第20回『このミス』大賞 1次通過作品 ぬるま湯にラジオ
大企業の創始者の伝記執筆を依頼された作家
故人のことを調べれば調べるほど怪しいことばかり
地元で噂される「深山家の呪い」の真相とは
『ぬるま湯にラジオ』秋野三明
作家の烏丸直樹は、大企業の創始者で6年前に死んだ深山波平の伝記を書いて欲しいと依頼される。伝記小説で評価を得ていた烏丸だが、本当に書きたいのはミステリーやスリラーだった。だが今回の依頼書には、金銭以外の報酬として「貴方の浸かっているぬるま湯に、ラジオを放り込むような刺激を約束します」とあったので、引き受けることにしたのだ。
長野県蝶野市にある深山家の屋敷に滞在し、烏丸は材料集めを行なう。波平の死因は心筋梗塞だったが、妻シルビアは13年前に自殺、次女の紅もその直後に死んだという。長女の瑠璃は数年前から植物状態……と、なかなか悲惨。その不幸っぷりは地元で「深山家の呪い」と噂されるほどだった。

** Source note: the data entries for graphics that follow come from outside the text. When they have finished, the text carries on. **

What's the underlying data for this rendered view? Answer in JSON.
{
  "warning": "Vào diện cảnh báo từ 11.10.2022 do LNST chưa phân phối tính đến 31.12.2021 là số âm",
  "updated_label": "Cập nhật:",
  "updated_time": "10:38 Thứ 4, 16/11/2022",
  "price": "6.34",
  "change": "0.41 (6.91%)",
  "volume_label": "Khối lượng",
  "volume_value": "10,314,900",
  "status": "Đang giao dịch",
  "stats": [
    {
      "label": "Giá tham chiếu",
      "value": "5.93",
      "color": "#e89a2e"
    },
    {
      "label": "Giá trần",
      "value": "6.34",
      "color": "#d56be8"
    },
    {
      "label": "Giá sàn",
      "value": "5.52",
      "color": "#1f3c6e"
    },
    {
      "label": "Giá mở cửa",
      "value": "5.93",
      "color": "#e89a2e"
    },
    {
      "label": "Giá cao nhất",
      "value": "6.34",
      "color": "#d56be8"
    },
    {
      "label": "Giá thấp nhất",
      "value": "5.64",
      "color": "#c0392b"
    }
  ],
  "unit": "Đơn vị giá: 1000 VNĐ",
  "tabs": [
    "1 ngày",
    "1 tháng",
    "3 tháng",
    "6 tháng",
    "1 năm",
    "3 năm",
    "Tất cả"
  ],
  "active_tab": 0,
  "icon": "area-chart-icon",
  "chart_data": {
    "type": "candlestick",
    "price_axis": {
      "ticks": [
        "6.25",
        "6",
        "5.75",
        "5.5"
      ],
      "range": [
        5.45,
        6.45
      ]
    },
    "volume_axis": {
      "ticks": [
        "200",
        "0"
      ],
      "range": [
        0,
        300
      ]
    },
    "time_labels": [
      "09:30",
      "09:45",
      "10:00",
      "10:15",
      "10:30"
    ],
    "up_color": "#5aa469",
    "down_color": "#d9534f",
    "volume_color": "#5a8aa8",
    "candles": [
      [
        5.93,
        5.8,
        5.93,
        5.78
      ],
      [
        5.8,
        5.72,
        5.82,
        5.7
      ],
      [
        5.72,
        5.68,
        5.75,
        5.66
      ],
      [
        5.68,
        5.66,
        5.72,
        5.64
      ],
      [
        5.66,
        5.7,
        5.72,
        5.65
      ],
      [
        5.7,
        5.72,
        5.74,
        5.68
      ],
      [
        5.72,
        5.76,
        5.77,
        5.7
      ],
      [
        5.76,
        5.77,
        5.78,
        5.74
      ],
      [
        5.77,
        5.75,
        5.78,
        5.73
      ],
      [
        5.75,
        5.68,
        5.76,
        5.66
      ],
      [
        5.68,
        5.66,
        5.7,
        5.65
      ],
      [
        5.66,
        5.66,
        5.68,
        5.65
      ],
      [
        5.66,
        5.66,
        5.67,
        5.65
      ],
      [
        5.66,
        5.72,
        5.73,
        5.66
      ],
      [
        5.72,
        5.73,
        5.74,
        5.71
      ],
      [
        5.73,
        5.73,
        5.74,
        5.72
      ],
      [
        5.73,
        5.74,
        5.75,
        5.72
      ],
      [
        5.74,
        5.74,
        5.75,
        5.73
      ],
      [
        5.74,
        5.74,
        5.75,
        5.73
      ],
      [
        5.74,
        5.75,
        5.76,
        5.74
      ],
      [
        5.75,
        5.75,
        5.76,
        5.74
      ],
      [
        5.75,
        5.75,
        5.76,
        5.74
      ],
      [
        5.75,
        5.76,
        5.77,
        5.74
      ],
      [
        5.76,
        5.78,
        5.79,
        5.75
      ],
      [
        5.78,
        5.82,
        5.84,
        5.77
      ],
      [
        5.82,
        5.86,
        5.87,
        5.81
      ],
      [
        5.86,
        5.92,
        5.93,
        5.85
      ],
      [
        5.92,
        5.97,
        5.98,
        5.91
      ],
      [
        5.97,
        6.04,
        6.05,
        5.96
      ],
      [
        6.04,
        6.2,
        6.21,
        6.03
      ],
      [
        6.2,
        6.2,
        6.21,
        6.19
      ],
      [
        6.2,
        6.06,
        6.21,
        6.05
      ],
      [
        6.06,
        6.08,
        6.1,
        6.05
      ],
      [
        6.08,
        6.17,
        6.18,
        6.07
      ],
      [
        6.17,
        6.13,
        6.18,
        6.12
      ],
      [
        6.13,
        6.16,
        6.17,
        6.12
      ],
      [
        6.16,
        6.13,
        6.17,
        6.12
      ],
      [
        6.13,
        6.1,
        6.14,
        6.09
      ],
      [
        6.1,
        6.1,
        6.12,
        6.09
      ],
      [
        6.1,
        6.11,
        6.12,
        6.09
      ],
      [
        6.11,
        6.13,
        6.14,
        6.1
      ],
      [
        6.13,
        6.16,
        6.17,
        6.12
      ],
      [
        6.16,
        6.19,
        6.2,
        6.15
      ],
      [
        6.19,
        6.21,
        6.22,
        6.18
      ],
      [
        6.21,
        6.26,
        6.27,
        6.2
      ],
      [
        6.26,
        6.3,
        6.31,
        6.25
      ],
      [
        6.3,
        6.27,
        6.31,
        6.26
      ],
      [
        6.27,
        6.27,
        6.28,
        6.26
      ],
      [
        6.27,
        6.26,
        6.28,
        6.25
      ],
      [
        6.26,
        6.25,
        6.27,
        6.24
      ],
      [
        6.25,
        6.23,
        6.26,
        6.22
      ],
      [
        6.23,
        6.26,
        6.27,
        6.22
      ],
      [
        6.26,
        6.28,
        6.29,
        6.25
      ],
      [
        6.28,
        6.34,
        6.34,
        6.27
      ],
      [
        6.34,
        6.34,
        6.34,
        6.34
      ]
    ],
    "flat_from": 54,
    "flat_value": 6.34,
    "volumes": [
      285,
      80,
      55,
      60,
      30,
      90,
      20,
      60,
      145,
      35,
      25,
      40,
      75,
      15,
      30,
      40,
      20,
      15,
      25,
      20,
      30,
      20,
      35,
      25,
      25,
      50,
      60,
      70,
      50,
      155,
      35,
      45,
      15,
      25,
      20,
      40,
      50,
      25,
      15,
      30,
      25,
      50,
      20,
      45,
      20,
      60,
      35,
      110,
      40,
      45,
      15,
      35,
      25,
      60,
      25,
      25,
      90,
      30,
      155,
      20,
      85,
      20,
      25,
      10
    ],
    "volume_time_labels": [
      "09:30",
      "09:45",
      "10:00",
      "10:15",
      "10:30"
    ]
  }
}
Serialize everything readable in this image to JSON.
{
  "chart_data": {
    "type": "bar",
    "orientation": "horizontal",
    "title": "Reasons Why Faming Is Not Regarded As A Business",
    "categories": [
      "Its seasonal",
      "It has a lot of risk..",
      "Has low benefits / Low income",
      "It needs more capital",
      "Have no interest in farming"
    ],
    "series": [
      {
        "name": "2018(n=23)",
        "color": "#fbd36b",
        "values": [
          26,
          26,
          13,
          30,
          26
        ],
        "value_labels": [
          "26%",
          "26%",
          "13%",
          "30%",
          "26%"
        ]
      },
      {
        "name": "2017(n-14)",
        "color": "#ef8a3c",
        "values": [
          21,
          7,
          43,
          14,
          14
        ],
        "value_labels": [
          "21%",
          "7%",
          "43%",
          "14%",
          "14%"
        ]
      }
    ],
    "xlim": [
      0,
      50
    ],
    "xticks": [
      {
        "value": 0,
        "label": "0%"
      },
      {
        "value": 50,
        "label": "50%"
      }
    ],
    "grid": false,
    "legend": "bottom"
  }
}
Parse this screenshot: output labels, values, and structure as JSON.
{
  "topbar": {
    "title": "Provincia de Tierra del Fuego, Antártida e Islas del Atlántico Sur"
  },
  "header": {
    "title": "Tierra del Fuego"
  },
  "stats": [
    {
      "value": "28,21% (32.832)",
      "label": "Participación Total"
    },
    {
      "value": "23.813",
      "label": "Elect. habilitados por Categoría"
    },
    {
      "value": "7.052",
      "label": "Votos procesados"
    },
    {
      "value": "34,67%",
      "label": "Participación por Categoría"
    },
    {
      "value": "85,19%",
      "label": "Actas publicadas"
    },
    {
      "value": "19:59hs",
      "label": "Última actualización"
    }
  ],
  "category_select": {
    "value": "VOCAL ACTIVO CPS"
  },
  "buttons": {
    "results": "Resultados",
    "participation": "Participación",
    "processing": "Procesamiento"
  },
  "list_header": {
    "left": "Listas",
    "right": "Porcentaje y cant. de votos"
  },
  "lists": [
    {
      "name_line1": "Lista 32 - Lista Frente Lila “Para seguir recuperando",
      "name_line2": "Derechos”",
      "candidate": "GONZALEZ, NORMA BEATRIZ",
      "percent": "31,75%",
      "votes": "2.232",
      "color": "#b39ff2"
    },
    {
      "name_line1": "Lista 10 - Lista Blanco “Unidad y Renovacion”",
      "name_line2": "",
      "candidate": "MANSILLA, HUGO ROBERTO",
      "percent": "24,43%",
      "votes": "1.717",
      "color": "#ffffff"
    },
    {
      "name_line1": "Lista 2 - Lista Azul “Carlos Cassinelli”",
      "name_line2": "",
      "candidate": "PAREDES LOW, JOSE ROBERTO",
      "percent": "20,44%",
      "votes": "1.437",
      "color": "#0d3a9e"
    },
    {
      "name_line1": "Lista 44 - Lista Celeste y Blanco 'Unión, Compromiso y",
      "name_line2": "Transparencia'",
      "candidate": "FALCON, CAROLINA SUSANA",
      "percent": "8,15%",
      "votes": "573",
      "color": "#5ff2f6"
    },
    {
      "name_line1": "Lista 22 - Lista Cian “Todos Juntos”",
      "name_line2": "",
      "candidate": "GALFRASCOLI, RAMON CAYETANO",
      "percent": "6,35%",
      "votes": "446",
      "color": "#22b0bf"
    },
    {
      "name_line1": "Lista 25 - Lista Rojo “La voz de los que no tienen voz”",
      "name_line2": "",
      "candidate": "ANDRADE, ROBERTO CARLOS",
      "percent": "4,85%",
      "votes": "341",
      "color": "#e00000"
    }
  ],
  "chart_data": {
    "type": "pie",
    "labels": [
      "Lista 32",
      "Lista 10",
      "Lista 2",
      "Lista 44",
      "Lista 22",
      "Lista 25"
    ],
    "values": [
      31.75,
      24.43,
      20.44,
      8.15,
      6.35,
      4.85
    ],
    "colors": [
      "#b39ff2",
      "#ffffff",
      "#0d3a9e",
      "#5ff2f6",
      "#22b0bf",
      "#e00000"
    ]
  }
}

烏丸は図書館で元教え子に再会し、彼女の助けを得て調査を進める。やがて意外な事実が判明。不幸はまだ終わっていなかったのだ。烏丸を襲う「刺激」とは……。
シチュエーションはおどろおどろしいが、語り口は軽快。さくさくと読める。この「読みやすさ」は、強い武器だろう。作家・編集・元教え子・取材対象・館の使用人といった人間関係も悪くない。
ただし、問題点も幾つかある。まずは人称の問題。基本的には三人称だが、ところどころ主人公の作家・烏丸直樹の視点から、ほとんど一人称のように書かれている部分がある。もちろんそういう書き方もアリだが、ここではやり過ぎでマイナスポイント。これはもう主人公の一人称に書き改めて、彼がいない部分は三人称を取り混ぜる、という書き方のほうがいいだろう(一人称で書いたら、すべて一人称にしなければいけない、というものではないので)。
また、日本語の使い方がおかしいところが、ところどころにある。思い込みで、誤用しているようだ。それらについては、すべて訂正が必要だ。もっと辞書を引いて書く習慣をつけて欲しい。
……以上のような長所と短所を総合的に踏まえると合格・不合格ギリギリのラインだが、全体に勢いがある。その勢いを買って、一次選考とした。